Las esencias fueron nombradas con relación a la tradición indígena. Foto: Glenda Giacometti / EL COMERCIO

Las esencias fueron nombradas con relación a la tradición indígena. Foto: Glenda Giacometti / EL COMERCIO

Las esencias fueron nombradas con relación a la tradición indígena. Foto: Glenda Giacometti / EL COMERCIO

Yuyari puso de moda nueve fragancias originales inspiradas en la mujer Puruhá. Esa empresa riobambeña oferta perfumes y prendas de vestir estilizadas, pero con esencia indígena.
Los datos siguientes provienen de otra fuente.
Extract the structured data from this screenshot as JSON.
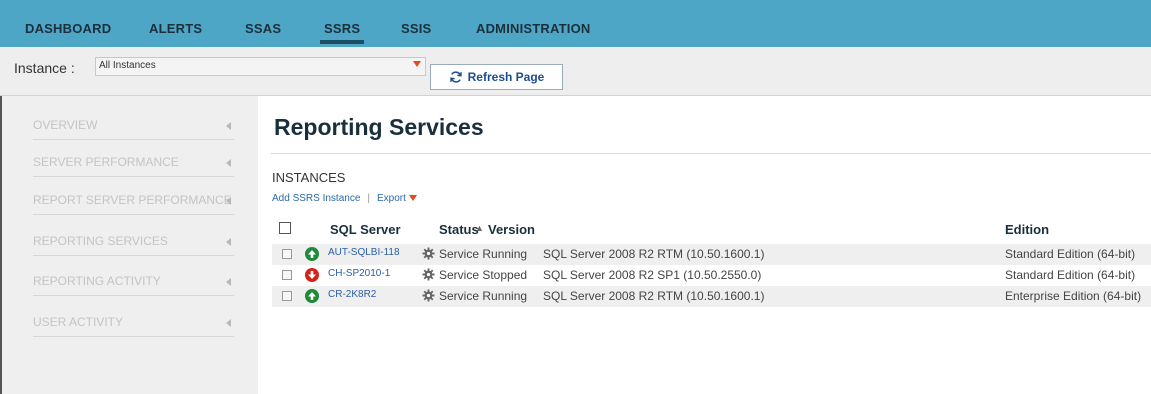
{
  "nav": {
    "tabs": [
      {
        "label": "DASHBOARD"
      },
      {
        "label": "ALERTS"
      },
      {
        "label": "SSAS"
      },
      {
        "label": "SSRS",
        "active": true
      },
      {
        "label": "SSIS"
      },
      {
        "label": "ADMINISTRATION"
      }
    ]
  },
  "instance_bar": {
    "label": "Instance :",
    "selected": "All Instances",
    "refresh_label": "Refresh Page"
  },
  "sidebar": {
    "items": [
      {
        "label": "Overview"
      },
      {
        "label": "Server Performance"
      },
      {
        "label": "Report Server Performance"
      },
      {
        "label": "Reporting Services"
      },
      {
        "label": "Reporting Activity"
      },
      {
        "label": "User Activity"
      }
    ]
  },
  "main": {
    "title": "Reporting Services",
    "section": "INSTANCES",
    "add_link": "Add SSRS Instance",
    "separator": "|",
    "export_link": "Export",
    "columns": {
      "server": "SQL Server",
      "status": "Status",
      "version": "Version",
      "edition": "Edition"
    },
    "rows": [
      {
        "server": "AUT-SQLBI-118",
        "state": "up",
        "status": "Service Running",
        "version": "SQL Server 2008 R2 RTM (10.50.1600.1)",
        "edition": "Standard Edition (64-bit)"
      },
      {
        "server": "CH-SP2010-1",
        "state": "down",
        "status": "Service Stopped",
        "version": "SQL Server 2008 R2 SP1 (10.50.2550.0)",
        "edition": "Standard Edition (64-bit)"
      },
      {
        "server": "CR-2K8R2",
        "state": "up",
        "status": "Service Running",
        "version": "SQL Server 2008 R2 RTM (10.50.1600.1)",
        "edition": "Enterprise Edition (64-bit)"
      }
    ]
  },
  "colors": {
    "nav_bg": "#4ea6c7",
    "running": "#1e8a3a",
    "stopped": "#d4221b",
    "accent_caret": "#e8471b",
    "link": "#2b5fa6"
  }
}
Tres jóvenes indígenas son los diseñadores e inversionistas de la empresa. Ellos escogieron nueve cualidades que caracterizan a los puruhaes para nombrar las fragancias y seleccionar los aromas.

Además, para el diseño de los envases y logotipos eligieron los complejos bordados de las fajas kawiñas, que originalmente se tejen en dorado, rojo y negro. Los trajes monocromáticos negros que llevan los puruhaes y representan el eterno luto por la muerte de Atahualpa, también los inspiraron en el diseño.

“Encontramos una necesidad insatisfecha. Las marcas de perfumes más reconocidas en el país tenían imágenes de modelos esbeltas y se inspiraban en las cualidades de la cultura occidental y nosotros necesitábamos un producto que nos haga sentir identificados”, dice José Mullo, uno de los socios del emprendimiento.

Esther Miranda y Jaqueline Tuquinga son las otras socias de la empresa. Los tres jóvenes se conocieron en las aulas de la carrera de Ingeniería Comercial, en la Escuela Superior Politécnica de Chimborazo.

Su proyecto surgió como una tarea académica. Ellos buscaban ligar el concepto de interculturalidad a una marca, pero el estudio de mercado arrojó tan buenos resultados que decidieron asociarse.

“Nos dimos cuenta que tenía todo para convertirse en un negocio exitoso. Los productos que proponemos son diferentes a otros que hay en el mercado porque representan a un segmento de la población que hasta ahora no había sido representado por una línea de perfumes”, dice Miranda.

Ella se encargó de seleccionar las materias primas para los perfumes femeninos. Los aromas bases son cítricos y florales para representar la feminidad y la fuerza de las mujeres indígenas. Hay seis perfumes: Yuyari, Kury, Sisa, Kuyay, Sumak y Willka, términos kichwas que significan: valiosa, flor, amor, hermosa y sagrada.

La fragancia más vendida es Yuyari, que en kichwa significa ‘recuerdos’. El perfume lleva el nombre de la marca, y está hecho a base de una mezcla de notas aromáticas florales.

Los tres aromas masculinos se llaman Sinchy, Munay y Yachak, que significa Fuerte, Deseo y Sabio. Los perfumes tienen notas cítricas y maderables. Están inspirados en las cualidades de los indígenas.